Doolittle is struggling to get strikes across the plate, and hitters are pouncing on his fastball and making it a souvenir. This season he has surrendered a career-high 10 home runs. He’s also struggling to locate the strike zone. That combination derives from his pitching arsenal.
Yes, he has three pitches in his toy box, a four seamer, split-fingered fastball, and slider. However, Doolittle throws his four seamer 89.8 percent of the time. If you can’t command the offering, or hitters are teeing off on it, you’re in peril, and the Nationals have to feel anxious when he takes the hill right now.
Let’s be clear: Hader and Doolittle are elite backend relievers and held in such esteem because of their success overpowering hitters with their fastball in the past, as well as their ability to reach the high 90s on the radar. A problem ensues when you throw the fastball too much and don’t have another offering to lean on when you can’t control it.
There are ugly downsides to any pitch someone struggles to command, but none worse than a fastball. In Hader’s and Doolittle’s cases, when the hitter knows what’s coming, velocity doesn’t matter. The pitch isn’t going to drop or come in on them. While the hitter has to make a split-second decision whether to swing well before the pitch reaches the plate, if the put-away pitch is a fastball, he has a better chance of making considerable contact; it becomes a matter of getting the barrel on the ball.
That’s why you see these two relievers surrendering so many home runs; hitters are loading up and putting their imprint on the ball because they know what’s coming. It’s also why starting pitchers on the back nine, or ones who have endured an enormous drop in velocity, rely on a wide pitching arsenal. If they threw their fastball even 70 percent of the time, they’d be batting practice. Instead, they keep hitters guessing and will sometimes fool them with an occasional fastball late in counts.
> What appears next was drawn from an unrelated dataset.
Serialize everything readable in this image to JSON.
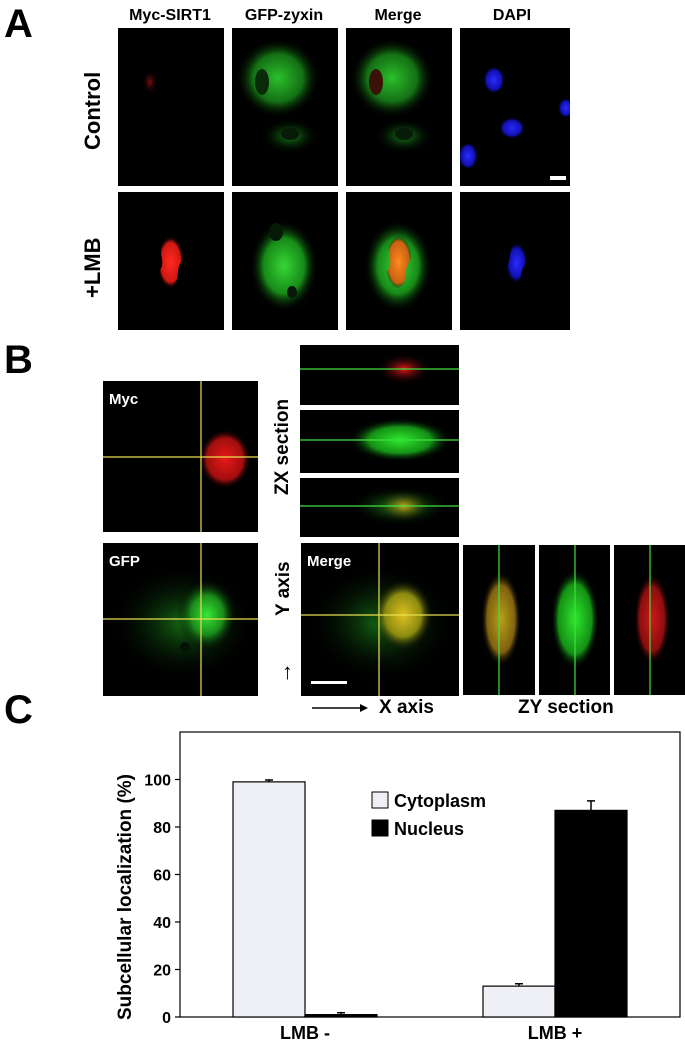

Relievers, and pitchers in general, who can mesh their velocity with more than one pitch last a long time in the big leagues.
There’s nothing wrong with pitching to your strengths and repeating your best offerings, but, at some point, pitchers, relievers in particular, become predictable when they throw one pitch at an overwhelming rate, no matter the sustained success they’ve endured in the past.
Hader and Doolittle have no margin for error when they’re on the hill. Their discouraging August results epitomize the effects of being a one-pitch reliever.